I know this may classify me as a flip-flopper, but I’ve changed my mind.

After renting the Super Size Me DVD last night, and watching the film again as well as the extra features… it’s led me to retract my statement on Morgan Spurlock. The man is hereby no longer a hack.

I realize now that I fell for an old trap in my first review of Super Size Me. I got sucked into the politics of the subject matter instead of simply viewing the film as it is. And judging a film as such is not a concession or endorsement of its views. It’s just looking at the film alone and how well it tells its story.

With that criteria, I really have to say that Super Size Me is a much better film for me now. Regardless of how poorly Morgan handles himself in an interview, his film speaks for itself. To be fair, Michael Moore and Errol Morris represent themselves better off camera. But that still doesn’t render Morgan’s film moot.

His basic points are that:

  1. Americans eat too much fast food, in particular McDonald’s.
  2. Fast food companies are marketing their product an alarming amount, and primarily to children.
  3. There are distinct health risks to eating only fast food for prolonged periods of time with little exercise.

Some of his points begin to teeter on the conspiratorial, but it’s hard to argue against them, given the obesity numbers. And yet Morgan offers a small hint at the possible hypocrisy of litigation against Big Fast Food with a very brief interview of a lawyer that does just that. When probed about why he takes on the big junk food companies, he asks if Morgan wants some noble response. The lawyer trails off, never answering the question.

There’s a very good interview with Eric Schlosser, author of Fast Food Nation, which only appears on the DVD. It’s quite enlightening.

On top of these, the film is very cleverly edited, making the experience a wholly entertaining one.

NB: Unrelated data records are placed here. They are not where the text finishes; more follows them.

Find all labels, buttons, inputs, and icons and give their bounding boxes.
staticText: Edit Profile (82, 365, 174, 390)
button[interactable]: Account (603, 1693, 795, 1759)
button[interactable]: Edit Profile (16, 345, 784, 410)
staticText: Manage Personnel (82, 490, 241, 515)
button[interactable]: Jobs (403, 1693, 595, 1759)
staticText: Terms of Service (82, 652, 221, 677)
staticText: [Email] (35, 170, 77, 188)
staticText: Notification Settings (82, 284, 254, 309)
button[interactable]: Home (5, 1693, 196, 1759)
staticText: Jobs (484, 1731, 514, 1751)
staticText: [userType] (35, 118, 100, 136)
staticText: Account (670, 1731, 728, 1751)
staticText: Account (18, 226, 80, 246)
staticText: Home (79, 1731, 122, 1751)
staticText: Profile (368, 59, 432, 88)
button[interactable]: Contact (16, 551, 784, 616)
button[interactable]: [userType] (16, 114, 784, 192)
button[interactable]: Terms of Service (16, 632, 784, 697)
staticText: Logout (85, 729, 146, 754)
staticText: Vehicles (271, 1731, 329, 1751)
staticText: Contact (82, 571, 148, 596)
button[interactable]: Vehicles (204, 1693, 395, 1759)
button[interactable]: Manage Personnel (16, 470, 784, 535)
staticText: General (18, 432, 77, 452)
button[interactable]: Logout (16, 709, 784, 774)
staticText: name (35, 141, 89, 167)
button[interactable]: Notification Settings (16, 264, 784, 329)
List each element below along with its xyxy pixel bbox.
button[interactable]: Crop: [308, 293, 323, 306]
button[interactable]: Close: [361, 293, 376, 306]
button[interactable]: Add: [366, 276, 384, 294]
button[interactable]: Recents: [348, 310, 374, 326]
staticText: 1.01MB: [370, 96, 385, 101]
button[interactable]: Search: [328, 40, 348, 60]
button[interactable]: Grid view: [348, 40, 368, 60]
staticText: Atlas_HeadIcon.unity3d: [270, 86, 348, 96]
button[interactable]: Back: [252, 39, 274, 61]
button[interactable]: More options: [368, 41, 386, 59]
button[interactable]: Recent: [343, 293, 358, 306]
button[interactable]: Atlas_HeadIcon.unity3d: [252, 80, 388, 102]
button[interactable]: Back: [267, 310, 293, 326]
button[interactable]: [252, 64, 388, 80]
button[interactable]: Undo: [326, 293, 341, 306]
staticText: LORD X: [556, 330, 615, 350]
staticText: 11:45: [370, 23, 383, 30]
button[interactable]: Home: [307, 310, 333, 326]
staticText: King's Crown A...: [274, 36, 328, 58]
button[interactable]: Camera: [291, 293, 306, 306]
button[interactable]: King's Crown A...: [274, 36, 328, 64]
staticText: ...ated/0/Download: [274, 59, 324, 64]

So there you have it. I’ve changed my mind on the film Super Size Me and bumped it up a star. But I haven’t changed my mind on fast food — I continue to abstain.

One Reply to “Super Size Me (part 2)”

  1. Some of the differences with child obesity rates in US vs EU are: Fast food in general is more expensive. No fast food served at school. Pedal your bike to school ~ no busses: 20 – 60 mins a day on a bike burns a few calories. Likely also less high calorie meals in the evening and more adult supervision towards TV + snacks.